“Lieutenant, I think I saw his hat go sailing off down the gutter as we carried him across. Shall I get it while you and my friend Terry, here, go over his effects?”

“Wish you would, McCarty.” The lieutenant glanced up absently from the desk where he and Keenan were sorting out a collection of small articles. “You must take a flash at these when you come back.”

McCarty nodded and departed upon his self-elected errand, appropriating the flashlight which the policeman had laid on a chair. He proceeded to the opposite side of the street and measuring off with his eye the distance from the lamp-post to where the fallen man’s head had rested over the curb, he followed the racing gutter for several yards down past the further warehouse to where the turbid flow was separated by a pile of refuse. There, impaled on a barrel stave, he found the sodden, shapeless brown mass that had once been a soft felt hat, and retrieving it, he carefully examined the inner side of the crown with the aid of the flashlight. The gilt lettering denoting the maker on the sweatband was so soaked as to be illegible but two initials showed plainly in the tiny, gleaming ray:—‘B. P.’

With his trophy McCarty returned to the station house to find Keenan and his superior with their heads together over a key-ring.

“There’s the hat, or what’s left of it.” He deposited the drenched article beside the body on the floor as he spoke. “Terry, here, was watching the guy pass him and he says he was hooched up for fair, so likely there’ll be nothing further come of this after his folks haul him away from the morgue, but if I’m wanted to swear that ’twas bootleg lightning and not the regular kind hit him, Inspector Druet or any of the old crowd at headquarters will know where to find me. I’ll be getting on home, for I’m soaked to the skin—”

“Take a look at these first, McCarty,” the lieutenant invited. “Hooch or no hooch, I’m going to find out what this bird was doing in my precinct! If that jewelry’s phoney it don’t go with the rest of his outfit and if it’s real, what was he doing down this way with it on? Don’t make any crack about his relying on us to protect him, for you walked your beat here yourself in the old days and the district hasn’t changed much! What do you make of it?”

McCarty turned over the articles presented for his inspection with a carelessly critical air.

“Handkerchief, kid gloves, Wareham gold-filled watch, pigskin cigar case with two broken cigars in it, sixty—seventy dollars and eighty cents in change,” McCarty enumerated rapidly. “Nothing here marked and no letters nor papers, eh? That scarf pin and those cuff buttons, fakes or not, are what they call cat’s-eyes, I’m thinking. Is that all except the key-ring?”

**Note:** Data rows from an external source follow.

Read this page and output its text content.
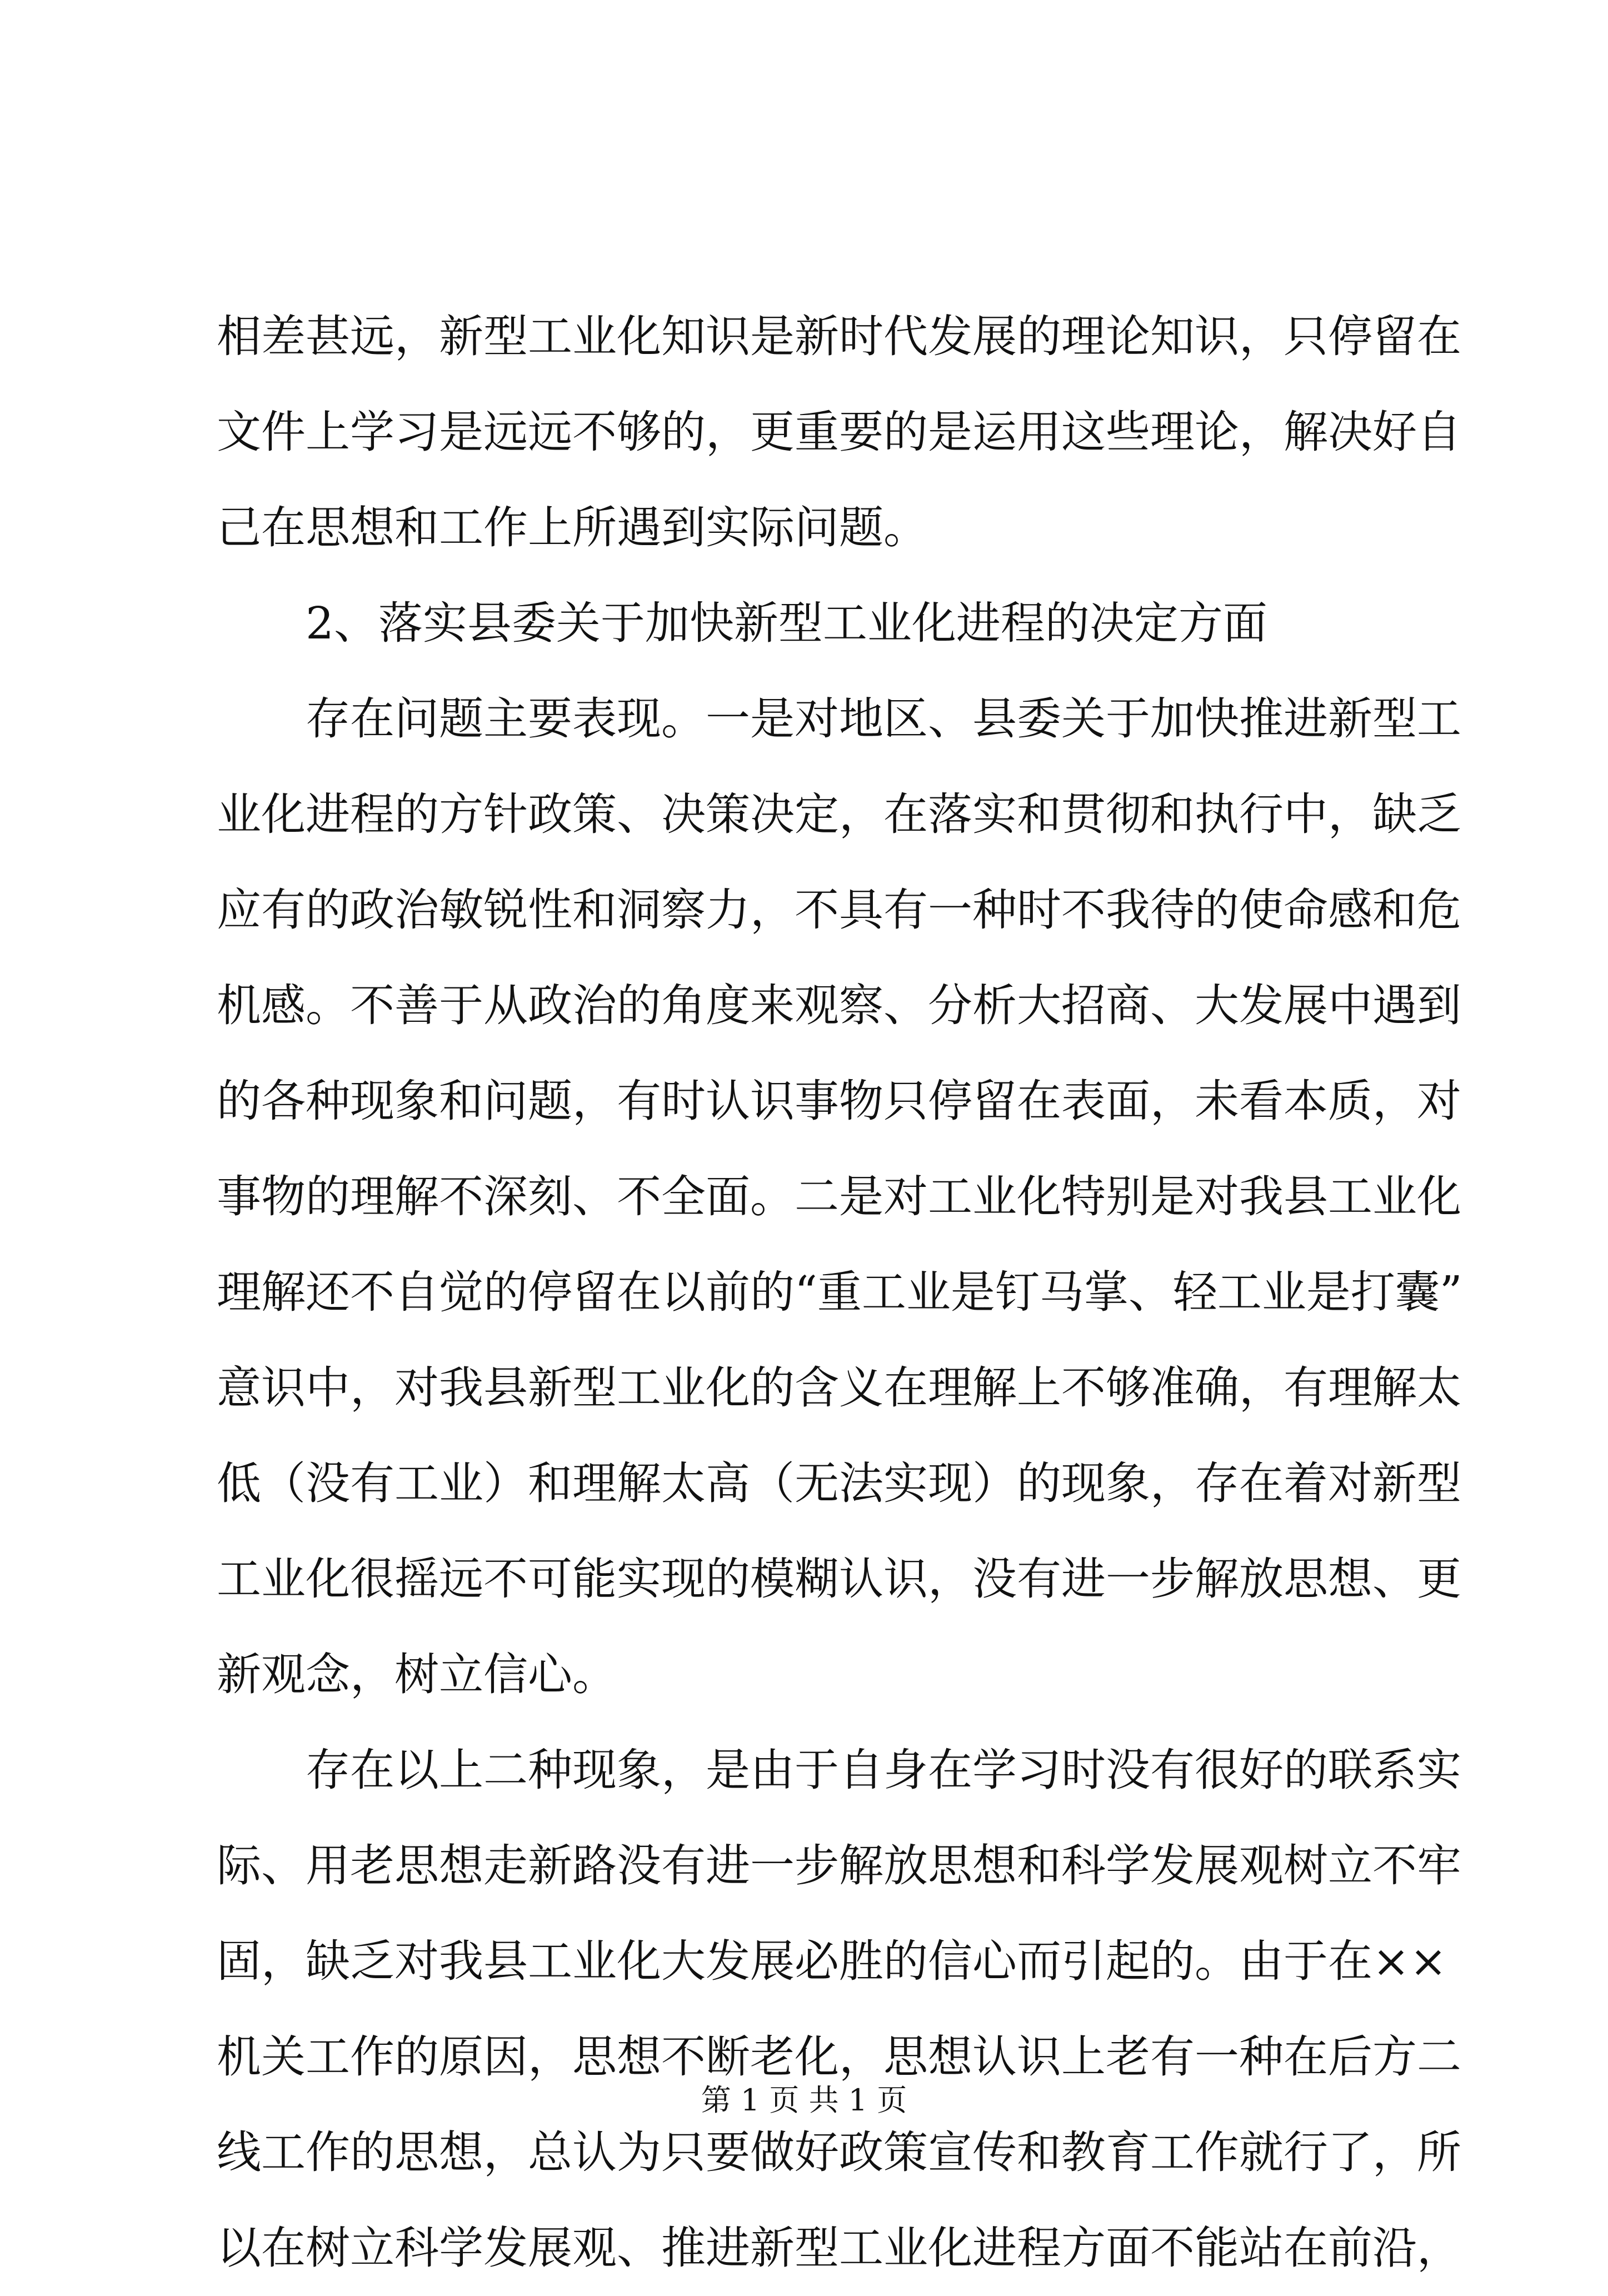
相差甚远，新型工业化知识是新时代发展的理论知识，只停留在
文件上学习是远远不够的，更重要的是运用这些理论，解决好自
己在思想和工作上所遇到实际问题。
2、落实县委关于加快新型工业化进程的决定方面
存在问题主要表现。一是对地区、县委关于加快推进新型工
业化进程的方针政策、决策决定，在落实和贯彻和执行中，缺乏
应有的政治敏锐性和洞察力，不具有一种时不我待的使命感和危
机感。不善于从政治的角度来观察、分析大招商、大发展中遇到
的各种现象和问题，有时认识事物只停留在表面，未看本质，对
事物的理解不深刻、不全面。二是对工业化特别是对我县工业化
理解还不自觉的停留在以前的“重工业是钉马掌、轻工业是打囊”
意识中，对我县新型工业化的含义在理解上不够准确，有理解太
低（没有工业）和理解太高（无法实现）的现象，存在着对新型
工业化很摇远不可能实现的模糊认识，没有进一步解放思想、更
新观念，树立信心。
存在以上二种现象，是由于自身在学习时没有很好的联系实
际、用老思想走新路没有进一步解放思想和科学发展观树立不牢
固，缺乏对我县工业化大发展必胜的信心而引起的。由于在××
机关工作的原因，思想不断老化，思想认识上老有一种在后方二
线工作的思想，总认为只要做好政策宣传和教育工作就行了，所
以在树立科学发展观、推进新型工业化进程方面不能站在前沿，
第 1 页 共 1 页
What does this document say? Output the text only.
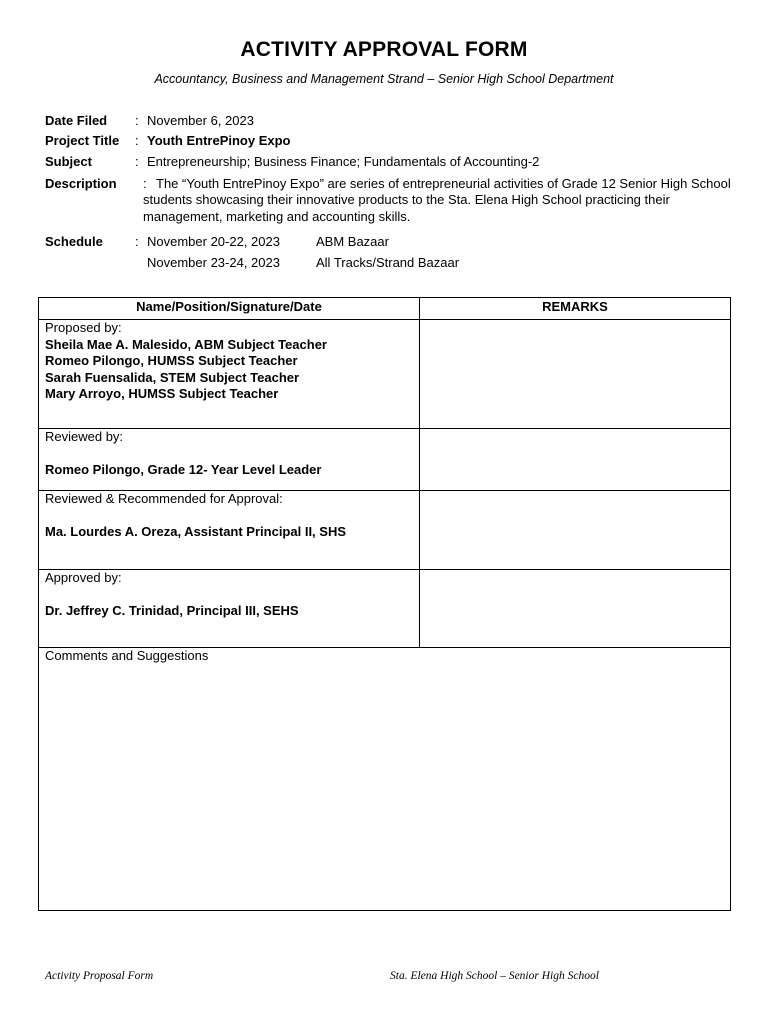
ACTIVITY APPROVAL FORM
Accountancy, Business and Management Strand – Senior High School Department
Date Filed : November 6, 2023
Project Title : Youth EntrePinoy Expo
Subject	: Entrepreneurship; Business Finance; Fundamentals of Accounting-2
Description : The “Youth EntrePinoy Expo” are series of entrepreneurial activities of Grade 12 Senior High School students showcasing their innovative products to the Sta. Elena High School practicing their management, marketing and accounting skills.
Schedule : November 20-22, 2023	ABM Bazaar
November 23-24, 2023	All Tracks/Strand Bazaar
Name/Position/Signature/Date	REMARKS

Proposed by:
Sheila Mae A. Malesido, ABM Subject Teacher
Romeo Pilongo, HUMSS Subject Teacher
Sarah Fuensalida, STEM Subject Teacher
Mary Arroyo, HUMSS Subject Teacher	

Reviewed by:
Romeo Pilongo, Grade 12- Year Level Leader	

Reviewed & Recommended for Approval:
Ma. Lourdes A. Oreza, Assistant Principal II, SHS	

Approved by:
Dr. Jeffrey C. Trinidad, Principal III, SEHS	

Comments and Suggestions	
Activity Proposal Form	Sta. Elena High School – Senior High School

“It is, but if this bird purposely intended to leave everything off that would give him away to whoever he was going to meet, he slipped up! Look at here!” Lieutenant Taggart spoke with an air of triumph as he separated the keys of all shapes and sizes on the ring to disclose a small, thin, much-worn disk of some dull metal, one side of which bore the single numeral ‘4,’ and the reverse three letters in old English script:—‘N. Q. M.’

McCarty’s stubby mustache moved slightly as his lips tightened, but he shook his head.